Synkron. Ich müsste Zuhause mal nachsehen, ob das auch vollautomatisch läuft.
 
Kennt jemand von euch einen Jingle Player für Linux? Also ne GUI mit ein paar Buttons drauf... drückt man einen, wird ein vorher dafür definiertes Soundfile abgespielt. Ich könnte das demnächst in kleinem Umfang (3-5 Jingles) brauchen, habe aber für Linux nicht wirklich was gefunden.
 
Oder ein einfaches bash-script mit Zenity als GUI

Kurz so mal als ohne netz und doppelten boden:
Code:
#!/bin/bash

Workfile=~/wodumoechtest/samples.dat

while true; do

   # Zenity mit tabelle aus $Workfile befüllen
   # und bei mausklick geht zeilennummer
   # des gewünschten sounds in die variable "ans"
   ans=$(awk -F ',' '{print NR"\n"$1}' $Workfile | \
   zenity --list \
   --title="Abspielen" \
   --text "Welches Sample soll es sein?" \
   --column "Nr" --column "Sound")

   # die variable "abspielen" mit dem inhalt der gefundenen zeile
   # aus der liste befüllen
   abspielen=`awk "NR==$ans {print;}" $Workfile`
   
   #Wenn "Quit" gewählt, feierabend machen
   if [[ $abspielen == *Quit* ]]; then
     break
   fi

   # Wenn kein feierabend, dann abspielen
   play ${abspielen##*,} &
   
done   

# end of script

Dazu noch ein csv-file mit beschreibung{komma}filename, z.b. so:
Code:
Katze miaut,1.mp3
Hund bellt,2.mp3
Katze bellt,3.mp3
Hund miaut,4.mp3
Feierabend,5.mp3
Quit,Quit

Noch ein launcher auf den desktop und dann müsste das schon einigermassen funzen :)

Gruss, Ben
 
  • Gefällt mir
Reaktionen: 4 Benutzer
Cool! So was ähnliches hatte ich mir auch überlegt, war aber zu faul, es auszuprobieren.
 
Rivendell sieht ganz gut aus. Außerdem hab ich noch Jinglefoxpro gefunden.

Rivendell (Elrond :rock:) ist ne komplette Radio-Automation. Schau mal auf die Screenshots - das ist doch ein klein wenig oversized ;)
Jinglefox hatte ich auch gefunden, aber meinte es sei bloß für Win.
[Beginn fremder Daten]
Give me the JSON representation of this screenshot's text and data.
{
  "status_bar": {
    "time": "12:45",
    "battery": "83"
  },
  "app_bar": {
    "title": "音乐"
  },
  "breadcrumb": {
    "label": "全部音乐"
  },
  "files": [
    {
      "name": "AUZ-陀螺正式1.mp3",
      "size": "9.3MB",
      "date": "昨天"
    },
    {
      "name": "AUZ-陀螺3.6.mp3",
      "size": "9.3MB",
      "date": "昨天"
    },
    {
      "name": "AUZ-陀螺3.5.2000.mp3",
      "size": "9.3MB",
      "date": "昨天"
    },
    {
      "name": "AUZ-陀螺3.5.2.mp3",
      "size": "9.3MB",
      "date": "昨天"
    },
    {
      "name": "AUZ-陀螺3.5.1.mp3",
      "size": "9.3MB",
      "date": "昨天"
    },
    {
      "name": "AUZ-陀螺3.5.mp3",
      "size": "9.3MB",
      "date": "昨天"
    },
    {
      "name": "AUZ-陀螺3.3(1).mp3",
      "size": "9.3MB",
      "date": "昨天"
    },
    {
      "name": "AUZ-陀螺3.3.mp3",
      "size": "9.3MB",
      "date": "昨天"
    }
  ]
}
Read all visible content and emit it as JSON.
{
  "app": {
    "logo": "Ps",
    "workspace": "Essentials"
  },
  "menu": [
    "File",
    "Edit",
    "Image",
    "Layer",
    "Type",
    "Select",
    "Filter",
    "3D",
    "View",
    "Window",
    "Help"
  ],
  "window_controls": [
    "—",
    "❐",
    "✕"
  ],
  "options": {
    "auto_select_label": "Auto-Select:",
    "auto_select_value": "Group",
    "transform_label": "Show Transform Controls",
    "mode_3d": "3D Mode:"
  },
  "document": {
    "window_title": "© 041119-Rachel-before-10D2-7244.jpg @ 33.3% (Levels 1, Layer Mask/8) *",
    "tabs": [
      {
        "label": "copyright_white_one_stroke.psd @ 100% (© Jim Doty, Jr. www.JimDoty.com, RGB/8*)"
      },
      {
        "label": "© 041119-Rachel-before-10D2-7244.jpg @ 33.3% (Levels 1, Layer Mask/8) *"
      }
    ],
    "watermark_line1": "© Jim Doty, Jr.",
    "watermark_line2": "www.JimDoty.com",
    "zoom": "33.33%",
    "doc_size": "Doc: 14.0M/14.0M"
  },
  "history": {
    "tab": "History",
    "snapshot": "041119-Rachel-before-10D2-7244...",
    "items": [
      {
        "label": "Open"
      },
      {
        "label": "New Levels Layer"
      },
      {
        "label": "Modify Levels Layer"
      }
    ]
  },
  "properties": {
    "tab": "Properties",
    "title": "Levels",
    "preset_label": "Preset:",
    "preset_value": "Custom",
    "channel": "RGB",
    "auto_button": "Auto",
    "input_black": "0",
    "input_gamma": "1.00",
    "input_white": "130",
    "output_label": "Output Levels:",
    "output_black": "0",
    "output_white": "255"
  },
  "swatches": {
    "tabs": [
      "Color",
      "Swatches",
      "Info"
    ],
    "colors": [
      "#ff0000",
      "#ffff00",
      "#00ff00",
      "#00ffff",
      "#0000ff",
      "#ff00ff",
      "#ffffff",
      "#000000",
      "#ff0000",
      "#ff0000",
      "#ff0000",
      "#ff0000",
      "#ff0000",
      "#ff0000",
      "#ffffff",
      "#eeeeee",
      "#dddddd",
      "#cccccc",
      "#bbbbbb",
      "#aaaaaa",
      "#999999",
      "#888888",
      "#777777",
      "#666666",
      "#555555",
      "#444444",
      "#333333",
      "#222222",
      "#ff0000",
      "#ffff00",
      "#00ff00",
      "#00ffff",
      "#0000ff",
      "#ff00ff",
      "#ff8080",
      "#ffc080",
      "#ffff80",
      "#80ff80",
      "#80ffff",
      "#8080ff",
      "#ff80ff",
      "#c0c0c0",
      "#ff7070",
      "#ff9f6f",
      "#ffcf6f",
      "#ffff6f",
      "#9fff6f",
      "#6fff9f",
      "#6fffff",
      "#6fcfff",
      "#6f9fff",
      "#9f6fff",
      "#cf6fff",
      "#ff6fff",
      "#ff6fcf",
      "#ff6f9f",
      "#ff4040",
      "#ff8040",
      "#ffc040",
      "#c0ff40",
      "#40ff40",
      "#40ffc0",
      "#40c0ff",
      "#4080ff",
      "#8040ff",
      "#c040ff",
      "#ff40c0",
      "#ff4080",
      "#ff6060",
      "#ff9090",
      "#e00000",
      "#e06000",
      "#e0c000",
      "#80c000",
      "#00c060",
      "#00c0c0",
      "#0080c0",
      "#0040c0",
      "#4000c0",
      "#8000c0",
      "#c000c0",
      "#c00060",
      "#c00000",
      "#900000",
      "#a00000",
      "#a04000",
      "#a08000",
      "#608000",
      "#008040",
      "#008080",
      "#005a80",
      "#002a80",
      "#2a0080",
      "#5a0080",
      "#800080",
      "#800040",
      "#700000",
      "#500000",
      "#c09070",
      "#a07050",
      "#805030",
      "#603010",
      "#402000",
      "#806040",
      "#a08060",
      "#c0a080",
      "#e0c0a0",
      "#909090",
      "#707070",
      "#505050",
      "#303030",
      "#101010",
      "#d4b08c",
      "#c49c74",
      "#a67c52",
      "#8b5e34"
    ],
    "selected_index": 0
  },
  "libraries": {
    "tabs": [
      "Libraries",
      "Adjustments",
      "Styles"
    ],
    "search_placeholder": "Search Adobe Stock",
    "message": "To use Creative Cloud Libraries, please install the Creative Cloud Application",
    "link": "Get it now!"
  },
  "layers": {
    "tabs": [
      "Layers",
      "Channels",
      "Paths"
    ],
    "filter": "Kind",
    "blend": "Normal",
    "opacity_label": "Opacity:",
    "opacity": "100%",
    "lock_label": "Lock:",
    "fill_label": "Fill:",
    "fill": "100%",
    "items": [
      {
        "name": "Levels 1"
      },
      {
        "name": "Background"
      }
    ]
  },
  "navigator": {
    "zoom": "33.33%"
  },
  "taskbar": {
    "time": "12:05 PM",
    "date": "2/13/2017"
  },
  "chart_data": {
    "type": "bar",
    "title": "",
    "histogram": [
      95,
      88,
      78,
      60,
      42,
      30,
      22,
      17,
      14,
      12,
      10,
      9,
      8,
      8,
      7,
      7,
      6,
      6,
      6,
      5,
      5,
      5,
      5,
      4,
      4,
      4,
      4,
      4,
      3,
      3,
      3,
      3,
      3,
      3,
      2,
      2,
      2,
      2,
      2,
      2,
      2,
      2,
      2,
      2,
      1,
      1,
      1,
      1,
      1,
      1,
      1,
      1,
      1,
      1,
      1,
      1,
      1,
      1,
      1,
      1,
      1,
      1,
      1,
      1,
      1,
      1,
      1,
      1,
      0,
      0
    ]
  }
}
Noch mal geschaut, ist ja "eigentlich" nur bissl Web-Technologie in ein Zip verpackt. Aber es tut nicht - wirft ständig Fehler.
Trotzdem, danke fürs mit suchen!



Oder ein einfaches bash-script mit Zenity als GUI

Ha, zenity... das hatte ich ganz vergessen! (Weil nur ein mal vor Jahren genutzt.) An ein Script hatte ich schon gedacht, wollte aber halt ne GUI zum abfeuern. Super Idee! Und dein Script tut aus dem Stand heraus... :hail:

script.sh
Code:
#!/bin/bash
# Credits to BenChnobli from [url]www.musiker-board.de[/url]

PLAYLIST=songs.csv

while true; do

   # Fill zenity with data from given CSV file. On mouse click on a line,
   # fill variable "CSV_LINE_NO" with content from responding line in
   # CSV file.
   
   CSV_LINE_NO=$(awk -F ',' '{print NR"\n"$1}' $PLAYLIST | zenity --list \
   --title="Ben's Jingle Player" --text "Chose a jingle!" \
   --column "Nr" --column "Jingle" --ok-label "OK / Play")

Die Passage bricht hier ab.